Jonathan Seagull (voiced by James Franciscus) longs to fly higher, faster, and farther than any other gull in his flock, but he’s devoutly uninterested in being one of the crowd and scavenging for fish heads. Due to his disobedience of his parents (Dorothy McGuire, Richard Crenna), he’s banished from his flock by the elder gull (Hal Holbrook). He then begins his journey of existential discovery where after some initial failure, he accomplishes his aims and then enters into a Christ-like metaphysical state in which he begins to take on the responsibility of instructing other gulls to follow his path to self awareness and fulfillment. Apart from one encounter with a vindictive hawk, the story is without involving conflict and counts on the breathtaking nature cinematography to hold the audience’s attention since the narrative itself is so meager.
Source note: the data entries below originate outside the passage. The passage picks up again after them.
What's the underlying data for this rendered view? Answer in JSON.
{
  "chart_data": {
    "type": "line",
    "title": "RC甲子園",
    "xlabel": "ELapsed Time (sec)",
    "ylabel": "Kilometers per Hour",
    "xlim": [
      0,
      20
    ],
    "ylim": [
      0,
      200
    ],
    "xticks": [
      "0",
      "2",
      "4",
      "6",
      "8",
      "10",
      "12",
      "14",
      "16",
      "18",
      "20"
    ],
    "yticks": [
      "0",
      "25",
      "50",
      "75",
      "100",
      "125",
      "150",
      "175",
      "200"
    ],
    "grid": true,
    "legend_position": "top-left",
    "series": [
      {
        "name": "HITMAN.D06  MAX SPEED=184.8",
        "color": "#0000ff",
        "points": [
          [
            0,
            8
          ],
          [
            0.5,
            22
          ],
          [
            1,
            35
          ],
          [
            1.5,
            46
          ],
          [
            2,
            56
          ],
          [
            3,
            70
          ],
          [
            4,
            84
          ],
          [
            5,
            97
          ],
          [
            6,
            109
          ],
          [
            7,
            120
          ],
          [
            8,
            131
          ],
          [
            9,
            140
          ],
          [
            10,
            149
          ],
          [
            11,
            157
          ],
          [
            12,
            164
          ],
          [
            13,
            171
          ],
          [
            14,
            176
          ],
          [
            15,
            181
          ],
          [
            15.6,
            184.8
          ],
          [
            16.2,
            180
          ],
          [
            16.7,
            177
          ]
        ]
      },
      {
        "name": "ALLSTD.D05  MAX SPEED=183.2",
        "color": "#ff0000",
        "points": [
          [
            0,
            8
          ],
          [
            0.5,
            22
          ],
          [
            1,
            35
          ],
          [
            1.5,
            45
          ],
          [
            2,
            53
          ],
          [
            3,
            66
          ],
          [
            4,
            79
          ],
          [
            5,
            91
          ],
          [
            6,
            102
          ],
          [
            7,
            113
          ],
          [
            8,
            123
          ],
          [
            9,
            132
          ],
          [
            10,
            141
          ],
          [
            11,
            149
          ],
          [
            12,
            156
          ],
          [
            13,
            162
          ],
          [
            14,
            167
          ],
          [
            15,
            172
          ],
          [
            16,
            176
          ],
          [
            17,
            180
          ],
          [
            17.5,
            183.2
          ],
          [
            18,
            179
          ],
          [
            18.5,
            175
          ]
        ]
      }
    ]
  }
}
The nature photography on display in this Panavision film is quite astounding for 1973 (it earned one of the film‘s two Oscar nominations; the other was for film editing), but in this day and age of high definition Planet Earth presentations, it’s decidedly humdrum now. And the actors who have been hired to voice the thoughts of the birds speak so quietly and inwardly that their voices undoubtedly lull one to repose. Neil Diamond has contributed a half dozen songs to the soundtrack to comment mystically on the situations being shown and the decisions being made. The score won him a Grammy and a Golden Globe, and it’s likely the only claim to fame the film truly possesses. As for the rest, its moralizing and behavioral assertions seem childish now, and the 99-minute running time of this DVD is some fifteen minutes shorter than its running time of record.
The film’s 2.35:1 Panavision aspect ratio is presented in an erratic anamorphic transfer. Though some of it looks sharp and clear, there are other sequences which are soft and others that are even out of focus. Grain comes and goes, and a couple of thin white scratches appear and disappear with irritating regularity. The film is divided into 6 chapters.
The Dolby Digital 2.0 mono audio track is decoded by Dolby Prologic IIx properly into the center channel. The music could definitely have used at least a stereo soundtrack recording to open up the film’s aural presentation, and the grandiose quality of and activity in the skies Jonathan flies through might also have benefited from some discreet surround activity. The vocal performances of the actors are recorded clearly, but the overall audio effect is decidedly small and underwhelming.
There are no bonus features of any kind on the disc.
Jonathan Livingston Seagull obviously meant a great deal to readers in the early 1970s who kept it a best seller for over a year. The slim story does not translate well to the screen, however, and the things which worked for it best back then (the cinematography and music) have been far surpassed over the decades by more worthwhile and involving endeavors. It’s for the curious only.